Part:BBa_K1897015

LuxR + LuxI

This part is made by 3A ligation (see: https://parts.igem.org/Help:Assembly/3A_Assembly) of LuxR BBa_K1897008 and LuxI BBa_K1897009. Both LuxR and LuxI are derived from Vibrio fischeri.

Usage and Biology

This quorum sensing system was derived from Vibrio fischeri, and involves the regulatory LuxR and the autoinducer producing LuxI. Originally in Vibrio fischeri, the Lux operon can be transcribed from from the left (operonL) or right (operonR). Transcription of operonR, which consists of LuxICDABE, occurs only in the presence of N-(3-oxo-hexanoyl)-homoserine lactone (AHL), which is an autoinducer produced by LuxI (Shaldel and Baldwin, 1991). This also produces light due to the production of LuxCDABE (Shaldel and Baldwin, 1991). Transcription of operonL leads to the production of LuxR, which negatively regulates it's own transcription (Shaldel and Baldwin, 1991).

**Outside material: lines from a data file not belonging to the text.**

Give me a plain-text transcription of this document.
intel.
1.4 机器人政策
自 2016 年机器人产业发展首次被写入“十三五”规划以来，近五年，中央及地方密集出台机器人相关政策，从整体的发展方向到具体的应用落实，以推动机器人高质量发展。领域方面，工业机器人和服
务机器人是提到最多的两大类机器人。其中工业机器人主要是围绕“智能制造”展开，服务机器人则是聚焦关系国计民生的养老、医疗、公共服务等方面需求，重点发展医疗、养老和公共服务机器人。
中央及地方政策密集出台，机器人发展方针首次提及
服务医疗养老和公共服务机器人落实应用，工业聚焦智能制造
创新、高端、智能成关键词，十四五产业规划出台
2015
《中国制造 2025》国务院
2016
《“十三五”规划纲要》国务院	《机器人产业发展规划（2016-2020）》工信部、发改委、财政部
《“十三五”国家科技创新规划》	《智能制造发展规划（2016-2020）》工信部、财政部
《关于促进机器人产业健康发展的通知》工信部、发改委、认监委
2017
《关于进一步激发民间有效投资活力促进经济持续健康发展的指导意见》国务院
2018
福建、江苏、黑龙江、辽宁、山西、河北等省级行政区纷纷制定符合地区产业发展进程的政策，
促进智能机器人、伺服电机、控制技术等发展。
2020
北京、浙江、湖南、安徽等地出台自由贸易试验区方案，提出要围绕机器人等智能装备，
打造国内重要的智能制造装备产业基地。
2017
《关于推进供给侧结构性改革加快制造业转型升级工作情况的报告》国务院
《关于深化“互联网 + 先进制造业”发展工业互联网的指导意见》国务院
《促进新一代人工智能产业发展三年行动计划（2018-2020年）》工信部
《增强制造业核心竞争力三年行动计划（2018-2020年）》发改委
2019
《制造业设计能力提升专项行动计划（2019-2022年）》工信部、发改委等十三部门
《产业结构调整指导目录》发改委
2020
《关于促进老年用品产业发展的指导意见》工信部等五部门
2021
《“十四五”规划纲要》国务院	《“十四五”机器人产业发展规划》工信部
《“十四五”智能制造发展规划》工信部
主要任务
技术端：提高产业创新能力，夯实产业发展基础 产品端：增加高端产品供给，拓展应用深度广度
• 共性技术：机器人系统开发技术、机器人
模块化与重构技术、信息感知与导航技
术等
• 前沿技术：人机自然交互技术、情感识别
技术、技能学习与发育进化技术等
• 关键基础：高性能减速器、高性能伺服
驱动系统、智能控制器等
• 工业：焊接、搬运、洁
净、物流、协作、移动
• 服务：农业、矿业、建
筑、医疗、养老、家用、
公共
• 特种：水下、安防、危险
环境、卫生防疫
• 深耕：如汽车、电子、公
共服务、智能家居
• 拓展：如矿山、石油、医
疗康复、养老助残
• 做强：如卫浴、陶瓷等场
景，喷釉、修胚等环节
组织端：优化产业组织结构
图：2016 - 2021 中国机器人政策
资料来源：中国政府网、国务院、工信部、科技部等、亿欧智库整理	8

As the cell membrane is permeable to AHL, it diffuses out of the cell down a concentration gradient when there is low cell density (Fuqua et al., 1994). In high cell densities, it is able to accumulate within the cell to turn on the transcrption of genes under the control of pLuxR (see: BBa_R0062) or pLuxL (see: BBa_R0063) (Fuqua et al., 1994).This is due to rising amounts of AHL, which results in LuxR-AHL complexes begin to form, and LuxR undergoes a conformational change (likely to form a dimer) that leads to the activation of the Lux operon (Choi and Greenberg, 1992; Trott, 2000).

Sequence and Features

Assembly Compatibility:

10
COMPATIBLE WITH RFC[10]
12
INCOMPATIBLE WITH RFC[12]
Illegal NheI site found at 7
Illegal NheI site found at 30
21
INCOMPATIBLE WITH RFC[21]
Illegal BamHI site found at 1852
23
COMPATIBLE WITH RFC[23]
25
INCOMPATIBLE WITH RFC[25]
Illegal AgeI site found at 50
Illegal AgeI site found at 1065
1000
COMPATIBLE WITH RFC[1000]

Construction of LuxR+LuxI

LuxR+LuxI was made via 3A ligation of LuxR BBa_K1897008 and LuxI BBa_K1897009. This was done using the restriction enzyme sites SpeI on the biobrick suffix of LuxR (BBa_K1897008) and XbaI on the biobrick prefix of LuxI (BBa_K1897009). After cutting those two restriction enzyme site, ligation was performed using T4 ligase and a scar site is formed, joining the two fragments together. At the same time, the EcoRI site on the biobrick prefix of LuxR (BBa_K1897008) and the PstI site on the biobrick suffix of LuxI (BBa_K1897009) was also cut, and joined to a pSB1K3 backbone that was also cut with EcoRI and PstI. This resulted in an end product of a plasmid with LuxR and LuxI joined together.

Verification of LuxR+LuxI

Figure 1: Gel electrophoresis photo to check that the 3A ligation was successful for luxR+luxI. A restriction enzyme (RE) digestion was performed using EcoRI and SpeI on the individual plasmids. A single digest control was done to ensure that the digestion was successful. The expected band size for luxR+luxI was around 1900 bp, which is seen in Box A (a band of approximately 2000 bp) on the gel. Each lane in Box A is a duplicate digest reaction.

A restriction digest (single cut as positive control and double cut) was done on the plasmid obtained to check for the insert size. The expected insert size was around 1900 bp, which is shown in Box A of Figure 1. The band above Box A is the pSB1K3 backbone. As the band size appears to be close to 2000 bp, this indicates that the 3A ligation was successful.

Figure 2: Western blotting using the anti-HA antibody revealed bands at approximately 25,30, 60 and 90 kDa which is deduced to be LuxI, LuxR, LuxR dimer and LuxR trimers.

A western blot was also done (Figure 2) to check that LuxR and LuxI are produced. Since this is done in the presence of AHL (produced by LuxI), this likely led to the formation of LuxR dimers (Choi and Greenberg, 1992) and even trimers.